Sept. 28, 2018
Judge Brett Kavanaugh and I are basically the same age. He’s almost a full year younger than me and a lot more bourgeoise. But the summer of 1982, we were probably pretty similar characters. He was hanging out at the country club in Deleware, and I was hanging out in punk rock bars in London. He was drinking a lot of beer at 17 and I was trying to be vegan at 18. But we were both teenage boys surrounded by Rocky images of masculinity and the patriarchal notion that God or the gods put all the world’s women on Earth for us to enjoy.
The difference is that I never tried to rip the clothes off of 15-year-old girls. My warped perception of male entitlement only went as far as envying the shower scene in Porky’s. I was sexually shy that summer, but he seemed to have an action plan.
Watching the testimony yesterday morning of Dr. Christine Blasey Ford was gut wrenching. I have to think that millions of women (and plenty of men) were both transfixed and transported back to their own moments of violation. The trauma of sexual assault isn’t a wound that is just healed by time. We don’t expect war veterans suffering from PTSD to “just get over it,” yet there seems to be some statute of limitations on the waves of devastation caused by sexual violence. Dr. Ford was calm but fragile, as she relived her deep-rooted trauma. Kavanaugh’s hysterical testimony, full of conspiracy theories about the Clintons and “Democratic hit jobs,” would have been derided if he had been a female, but men are allowed to use their anger as a cudgel in absence of the truth. “He must be right, look how loud he is yelling.” (And aren’t judges supposed to be politically impartial. This is like giving Fox News a seat on the Supreme Court.)
The underlying message is that the starting assumption is men are truth tellers and women are liars or patsies. Welcome to Anita Hill Redux. You haven’t come a long way, baby. And yes, maybe Ford was mistaken and Kavanaugh is innocent, but his “defense” didn’t convince a single rape victim. No matter how impressive your resume is and how many times you’ve flown on Air Force one and how much you lean on the wisdom of your daughters, good men can do bad things. His credentials don’t shield him from abusive behavior. It’s not good people vs. evil monsters, us vs. them. It’s just us.
As I recently wrote with regard to race, not only do we all internalize white supremacy, infecting each of us with a degree of racism, so to we all internalize misogyny, infecting each of us with a degree of sexism.
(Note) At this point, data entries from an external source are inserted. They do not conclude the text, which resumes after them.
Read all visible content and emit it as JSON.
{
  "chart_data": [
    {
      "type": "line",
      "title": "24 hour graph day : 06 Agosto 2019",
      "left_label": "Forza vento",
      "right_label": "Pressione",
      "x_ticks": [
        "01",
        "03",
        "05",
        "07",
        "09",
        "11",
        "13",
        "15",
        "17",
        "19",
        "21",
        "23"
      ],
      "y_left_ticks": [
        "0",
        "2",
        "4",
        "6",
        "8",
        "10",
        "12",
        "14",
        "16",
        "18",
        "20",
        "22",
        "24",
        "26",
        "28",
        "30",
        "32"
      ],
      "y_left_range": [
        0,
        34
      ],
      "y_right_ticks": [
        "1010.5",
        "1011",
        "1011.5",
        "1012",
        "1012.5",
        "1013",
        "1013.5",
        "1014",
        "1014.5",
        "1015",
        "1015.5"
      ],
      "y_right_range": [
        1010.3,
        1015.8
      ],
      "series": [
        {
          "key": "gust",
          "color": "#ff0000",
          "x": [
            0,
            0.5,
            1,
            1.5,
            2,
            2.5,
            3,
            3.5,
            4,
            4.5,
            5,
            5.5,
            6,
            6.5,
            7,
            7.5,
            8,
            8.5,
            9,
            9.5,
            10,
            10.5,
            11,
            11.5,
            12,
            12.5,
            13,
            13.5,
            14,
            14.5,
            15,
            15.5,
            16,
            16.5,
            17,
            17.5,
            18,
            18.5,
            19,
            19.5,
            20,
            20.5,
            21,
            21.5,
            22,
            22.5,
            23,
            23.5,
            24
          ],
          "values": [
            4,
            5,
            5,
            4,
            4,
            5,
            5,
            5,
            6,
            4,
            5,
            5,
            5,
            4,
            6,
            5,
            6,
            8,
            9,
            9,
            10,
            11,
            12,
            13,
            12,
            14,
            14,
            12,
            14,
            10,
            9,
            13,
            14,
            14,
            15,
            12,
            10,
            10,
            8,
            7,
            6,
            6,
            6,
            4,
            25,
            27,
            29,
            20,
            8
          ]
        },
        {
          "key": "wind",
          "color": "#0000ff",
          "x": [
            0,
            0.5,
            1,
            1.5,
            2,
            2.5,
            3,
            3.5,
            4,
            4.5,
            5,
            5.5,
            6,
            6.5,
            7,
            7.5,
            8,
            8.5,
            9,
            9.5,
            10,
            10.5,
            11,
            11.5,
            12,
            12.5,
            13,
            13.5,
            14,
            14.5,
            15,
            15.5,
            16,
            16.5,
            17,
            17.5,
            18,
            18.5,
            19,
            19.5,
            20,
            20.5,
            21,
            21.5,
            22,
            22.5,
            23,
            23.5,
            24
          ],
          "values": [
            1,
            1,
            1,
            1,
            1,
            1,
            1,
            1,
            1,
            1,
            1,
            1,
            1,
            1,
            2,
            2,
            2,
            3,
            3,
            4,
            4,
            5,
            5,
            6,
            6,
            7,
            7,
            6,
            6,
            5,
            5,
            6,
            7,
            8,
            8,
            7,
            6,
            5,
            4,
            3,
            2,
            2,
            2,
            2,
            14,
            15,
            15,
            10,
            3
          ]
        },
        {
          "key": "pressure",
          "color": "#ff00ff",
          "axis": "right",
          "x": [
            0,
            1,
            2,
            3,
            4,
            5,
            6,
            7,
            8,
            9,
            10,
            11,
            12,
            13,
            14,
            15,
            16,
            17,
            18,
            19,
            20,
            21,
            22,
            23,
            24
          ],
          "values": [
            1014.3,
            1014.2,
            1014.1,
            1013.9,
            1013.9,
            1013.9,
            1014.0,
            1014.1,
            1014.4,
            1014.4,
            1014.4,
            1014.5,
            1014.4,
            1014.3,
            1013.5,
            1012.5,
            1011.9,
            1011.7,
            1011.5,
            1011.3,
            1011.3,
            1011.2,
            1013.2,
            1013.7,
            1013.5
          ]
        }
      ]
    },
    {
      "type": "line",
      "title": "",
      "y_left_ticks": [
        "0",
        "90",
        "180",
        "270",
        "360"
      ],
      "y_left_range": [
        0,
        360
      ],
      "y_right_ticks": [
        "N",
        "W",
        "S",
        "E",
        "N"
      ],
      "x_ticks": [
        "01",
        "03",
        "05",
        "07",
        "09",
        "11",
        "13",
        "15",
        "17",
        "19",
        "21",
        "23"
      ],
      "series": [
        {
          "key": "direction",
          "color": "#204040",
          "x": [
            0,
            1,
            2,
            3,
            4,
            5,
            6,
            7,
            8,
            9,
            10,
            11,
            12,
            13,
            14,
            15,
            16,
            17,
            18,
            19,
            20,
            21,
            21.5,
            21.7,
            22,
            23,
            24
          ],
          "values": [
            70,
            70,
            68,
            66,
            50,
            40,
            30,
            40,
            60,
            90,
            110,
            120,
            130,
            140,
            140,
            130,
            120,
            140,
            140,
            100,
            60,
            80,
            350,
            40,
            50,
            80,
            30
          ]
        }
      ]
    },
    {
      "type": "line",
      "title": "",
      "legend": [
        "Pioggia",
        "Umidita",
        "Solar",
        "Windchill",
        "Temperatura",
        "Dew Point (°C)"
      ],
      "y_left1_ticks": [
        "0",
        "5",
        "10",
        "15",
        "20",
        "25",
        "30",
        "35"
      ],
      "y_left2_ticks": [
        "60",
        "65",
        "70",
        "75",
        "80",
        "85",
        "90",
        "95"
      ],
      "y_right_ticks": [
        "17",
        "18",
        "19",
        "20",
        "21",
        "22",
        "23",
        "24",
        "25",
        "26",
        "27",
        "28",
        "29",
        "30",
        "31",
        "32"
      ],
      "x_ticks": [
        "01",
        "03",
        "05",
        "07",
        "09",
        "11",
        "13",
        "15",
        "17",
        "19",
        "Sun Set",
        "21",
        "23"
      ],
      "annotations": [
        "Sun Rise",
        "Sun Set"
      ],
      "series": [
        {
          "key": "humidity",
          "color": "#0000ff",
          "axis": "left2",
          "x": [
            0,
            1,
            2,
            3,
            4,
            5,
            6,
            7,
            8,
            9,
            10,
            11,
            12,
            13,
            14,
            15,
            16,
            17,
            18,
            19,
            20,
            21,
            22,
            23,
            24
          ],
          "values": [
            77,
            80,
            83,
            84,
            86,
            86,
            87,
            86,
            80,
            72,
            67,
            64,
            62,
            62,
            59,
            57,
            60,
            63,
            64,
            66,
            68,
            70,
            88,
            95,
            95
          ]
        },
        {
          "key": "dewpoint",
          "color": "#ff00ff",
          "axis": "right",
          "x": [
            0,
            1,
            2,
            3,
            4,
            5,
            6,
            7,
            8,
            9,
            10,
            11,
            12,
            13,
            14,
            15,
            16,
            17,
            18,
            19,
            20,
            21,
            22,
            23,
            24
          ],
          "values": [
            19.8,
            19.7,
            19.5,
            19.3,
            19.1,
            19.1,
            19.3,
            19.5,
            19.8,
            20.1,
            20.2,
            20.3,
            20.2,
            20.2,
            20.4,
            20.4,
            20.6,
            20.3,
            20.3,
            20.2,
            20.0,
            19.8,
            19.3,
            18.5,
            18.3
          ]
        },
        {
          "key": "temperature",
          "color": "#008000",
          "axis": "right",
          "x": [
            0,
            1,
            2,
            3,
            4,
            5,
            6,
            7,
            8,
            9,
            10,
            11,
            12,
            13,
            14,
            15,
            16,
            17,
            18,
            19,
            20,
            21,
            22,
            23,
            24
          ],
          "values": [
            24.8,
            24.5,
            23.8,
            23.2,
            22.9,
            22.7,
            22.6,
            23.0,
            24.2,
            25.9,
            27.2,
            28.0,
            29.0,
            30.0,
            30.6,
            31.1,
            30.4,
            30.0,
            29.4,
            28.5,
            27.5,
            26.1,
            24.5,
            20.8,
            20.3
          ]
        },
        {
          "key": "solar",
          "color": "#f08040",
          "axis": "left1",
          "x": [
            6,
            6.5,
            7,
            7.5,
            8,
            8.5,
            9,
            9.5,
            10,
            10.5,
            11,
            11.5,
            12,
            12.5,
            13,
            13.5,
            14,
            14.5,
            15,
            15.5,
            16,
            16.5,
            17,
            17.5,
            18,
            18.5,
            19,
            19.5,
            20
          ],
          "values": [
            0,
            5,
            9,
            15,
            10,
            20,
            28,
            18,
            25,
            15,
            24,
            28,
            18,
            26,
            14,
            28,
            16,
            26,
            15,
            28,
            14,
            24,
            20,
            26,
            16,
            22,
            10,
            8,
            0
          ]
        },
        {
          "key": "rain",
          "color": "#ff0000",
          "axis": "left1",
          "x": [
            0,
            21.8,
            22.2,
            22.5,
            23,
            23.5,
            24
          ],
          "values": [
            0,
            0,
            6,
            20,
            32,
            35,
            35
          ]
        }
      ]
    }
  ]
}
We might not say it out loud, but we (men and women) are socialized to believe that “male” is the norm (a message delivered by your mailMAN each day), and women are, as Simone de Beauvoir called it, the second sex. I’ve written a great deal about the challenges of being a male feminist when the go-to switch in your head says women are “girls” and secondary or sexual objects. I am a racist and a sexist. Brett and I both learned these lessons long before 1982. The difference seems to be that I seek to purge the sexism within me and he has chosen to deny its existence. I half expected him to pull a Trump and claim, “I’m the least sexist person you’ll ever meet!”
Part of the gendered message we get early on is that men stick together to maintain their authority. “Bros before hos,” the frat boys chant. That male bonding was evident in the predatory behavior of teenage Kavanaugh and his wing-man Mark Judge and it is evident in the Republican men of the Senate Judiciary Committee who are desperate to give this bro a lifetime appointment on the high court. Bro culture reinforces patriarchy from the ball field to fraternity row to the senate chambers.
But it’s easy to point to Brett Kavanaugh as the supreme douchebag of the land, who may or may not have spent Beach Week ’82 plying underage girls with grain alcohol. Whether or not he makes it on the court, he will always be known as the “rapey judge.” Kavanaugh is “them.” We need to focus on us and how our own internalized misogyny creates the rape culture that allows credentialed dicks like Kavanaugh to rise to prominence. If the rise of the alt-right is an opportunity for this country to explore the damage done by white privilege and normalized racism, the Kavanaugh hearings are an opportunity for us to confront our issues with male privilege and normalized sexism.
Brett Kavanaugh isn’t the problem. He’s a symptom of the problem. As my wife and I watched Ford’s testimony, we wondered if our daughter would be telling her own stories of sexual trauma one day, trying to convince a panel of old men about the lifelong damage created by one single act. Trump and his old boy network are fighting tooth and nail to make sure that #metoo is just a fad and the old regime stands firm, so I am desperately worried my daughter will encounter her own Brett Kavanaugh at some point.
But if we men can take a deep dive into our own sexism, our simple dismissal of women and all things feminine, we might put an end to the uproarious laughter of boys who have a girl locked in a room and see her dehumanization as sport. We might delegitimize the delegitimization of women and girls. We might keep my daughter safe by surrounding her with boys and men who see her not just as somebody’s daughter but as somebody. We might be able to undo what we have done for so long.